General pure bipartite states
The general case appears to be not so hard to deal. We can consider
$$
O_A = \sum_{j\neq k} \left|\phi_j^A\right>\left<\phi_k^A\right|
$$
and the same for B, so we get
$$
K = \sum_{j\neq k} \lambda_j \lambda_k = \left (\sum_j \lambda_j \right)^2 - 1
$$
So to maximize $K$, we must maximize the function inside the parenthesis. By Lagrange multiplier method, we must consider the function
$$
\mathcal L = \sum_j \lambda_j + \mu \left (\sum_j \lambda_j^2 - 1\right)
$$
$$
\frac{\partial \mathcal L}{\partial \lambda_j} = 1-2\mu \lambda_j = 0
$$
$$
\lambda_j = \frac{1}{2\mu}, \forall j.
$$
If the state $\left | \Psi \right >$ has $r$ non-zero Schmidt coefficients, then
$$
\sum_j \lambda_j^2 = \frac{1}{4\mu^2}\sum_j 1 = \frac{r}{4\mu^2} = 1
$$
which implies that
$$
\mu = \frac{\sqrt{r}}{2} \rightarrow \lambda_j = \frac{1}{\sqrt{r}}.
$$
in the special case where the dimension of Hilbert spaces of A and B are equal $d_A=d_B =d$ and the shared state $\left | \Psi \right>$ has $d$ non-zero Schmidt coefficients, we get
$$
\lambda_j = \frac{1}{\sqrt{d}} \rightarrow \left | \Psi \right> = \frac{1}{\sqrt{d}} \sum_{j=1}^d \left|\phi_j^A\right> \left| \phi_j^B\right>
$$
which is the maximal entangled state. So
Considering the optimal observables $O_A,O_B$, the correlation function $K$ is maximal if and only if $\left |\Psi \right>$ is the maximal entangled state.

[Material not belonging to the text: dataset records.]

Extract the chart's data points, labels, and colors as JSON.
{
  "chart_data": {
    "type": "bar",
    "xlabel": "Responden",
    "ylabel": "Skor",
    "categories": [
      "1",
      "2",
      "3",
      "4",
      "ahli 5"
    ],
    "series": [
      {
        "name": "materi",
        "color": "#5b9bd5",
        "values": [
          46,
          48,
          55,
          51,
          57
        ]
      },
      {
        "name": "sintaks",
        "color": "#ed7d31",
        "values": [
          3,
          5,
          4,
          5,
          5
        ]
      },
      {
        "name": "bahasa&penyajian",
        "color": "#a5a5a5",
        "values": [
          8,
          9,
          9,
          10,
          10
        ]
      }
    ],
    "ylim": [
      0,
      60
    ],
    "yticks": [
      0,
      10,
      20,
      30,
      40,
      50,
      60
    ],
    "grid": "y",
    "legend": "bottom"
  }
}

In summary, the correlation function could be a good entanglement quantifier for pure bipartite states if we consider optimal observables $O_A,O_B$. If we not consider the optimal ones, we can be tricky and find observables without correlation for a given entangled state.
Best Answer
First, the definition of entanglement.
Let $\mathcal{H} \cong \mathcal{H}_1 \otimes \mathcal{H}_2$ be your composite Hilbert space (of two particles). A state $\lvert \psi \rangle \in \mathcal{H}$ is entangled precisely when $\lvert \psi \rangle \neq \lvert \phi \rangle_1 \otimes \lvert \varphi \rangle_2$ for $\lvert \phi \rangle_1 \in \mathcal{H}_1$ and $\lvert \varphi \rangle_2 \in \mathcal{H}_2$.
It is important to note that this definition of being entangled is utterly independent of the chosen basis for you Hilbert space. Rather, whether two systems are entangled depends on the tensor product factorization of the composite Hilbert space.

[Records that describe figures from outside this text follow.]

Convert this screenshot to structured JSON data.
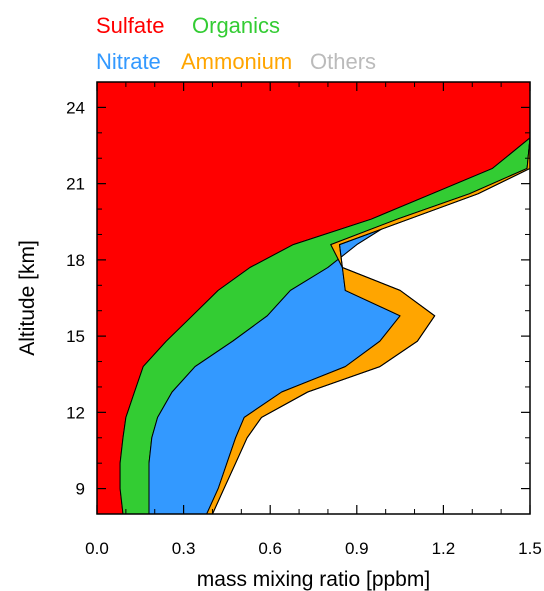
{
  "chart_data": {
    "type": "area",
    "stacked": true,
    "orientation": "horizontal",
    "xlabel": "mass mixing ratio [ppbm]",
    "ylabel": "Altitude [km]",
    "xlim": [
      0,
      1.5
    ],
    "ylim": [
      8,
      25
    ],
    "x_ticks": [
      "0.0",
      "0.3",
      "0.6",
      "0.9",
      "1.2",
      "1.5"
    ],
    "y_ticks": [
      "9",
      "12",
      "15",
      "18",
      "21",
      "24"
    ],
    "x_tick_values": [
      0,
      0.3,
      0.6,
      0.9,
      1.2,
      1.5
    ],
    "y_tick_values": [
      9,
      12,
      15,
      18,
      21,
      24
    ],
    "altitude": [
      8.0,
      9.0,
      10.0,
      11.0,
      11.8,
      12.8,
      13.8,
      14.8,
      15.8,
      16.8,
      17.7,
      18.6,
      19.6,
      20.6,
      21.6,
      22.8,
      24.0,
      25.0
    ],
    "series": [
      {
        "name": "Sulfate",
        "color": "#ff0000",
        "cumulative": [
          0.09,
          0.08,
          0.08,
          0.09,
          0.1,
          0.13,
          0.16,
          0.24,
          0.33,
          0.42,
          0.53,
          0.68,
          0.95,
          1.16,
          1.37,
          1.5,
          1.5,
          1.5
        ]
      },
      {
        "name": "Organics",
        "color": "#33cc33",
        "cumulative": [
          0.18,
          0.18,
          0.18,
          0.19,
          0.21,
          0.26,
          0.34,
          0.47,
          0.59,
          0.67,
          0.8,
          0.9,
          1.04,
          1.29,
          1.49,
          1.5,
          1.5,
          1.5
        ]
      },
      {
        "name": "Nitrate",
        "color": "#3399ff",
        "cumulative": [
          0.38,
          0.42,
          0.45,
          0.48,
          0.51,
          0.64,
          0.86,
          0.98,
          1.05,
          0.86,
          0.85,
          0.81,
          1.04,
          1.29,
          1.49,
          1.5,
          1.5,
          1.5
        ]
      },
      {
        "name": "Ammonium",
        "color": "#ffa500",
        "cumulative": [
          0.4,
          0.44,
          0.48,
          0.52,
          0.57,
          0.73,
          0.98,
          1.11,
          1.17,
          1.05,
          0.85,
          0.84,
          1.08,
          1.32,
          1.5,
          1.5,
          1.5,
          1.5
        ]
      },
      {
        "name": "Others",
        "color": "#bbbbbb",
        "cumulative": [
          0.4,
          0.44,
          0.48,
          0.52,
          0.57,
          0.73,
          0.98,
          1.11,
          1.17,
          1.05,
          0.85,
          0.84,
          1.08,
          1.32,
          1.5,
          1.5,
          1.5,
          1.5
        ]
      }
    ]
  }
}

This seems fine if you are looking to translate the mathematical definition above into words. Though, I think it would be more precise to say "A and B are entangled if the measurement outcomes of A are quantum correlated with the measurement outcomes of B". Where quantum correlation is (tautologically) defined as the correlations allowed in the theory of quantum mechanics.
However, all this discussion has been about whether a bipartite state has the quality of being entangled or not. Nothing about quantitatively how entangled two systems represented by a state are. A common (I think) measure for how much a pure state is entangled is given by the von Neumann entropy (also called entanglement entropy, but entanglement entropy broadly refers to the measure being used to quantify entanglement). Let $\rho$ be a density matrix representing a pure state of a two particle system. Then, $\rho_A = \text{Tr}_B(\rho)$ is the reduced density matrix for system A. Then, the von Neumann entropy for $\rho_A$ is
$$S(\rho_A) = -\text{Tr}_A(\rho_A\log_2\rho_A)$$
which gives somewhat of a measure of how entangled the two systems represented by the state $\rho$ are. For why, cf. slide 8 and 9 here.
I think this von Neumann entropy measure of entanglement is what Schlosshauer has in mind (cf. section 2.4.3 in the Decoherence text you're working through). The von Neumann entropy is basis independent as can be verified. Hence, this measurement of how entangled two systems represented by a state are is basis independent.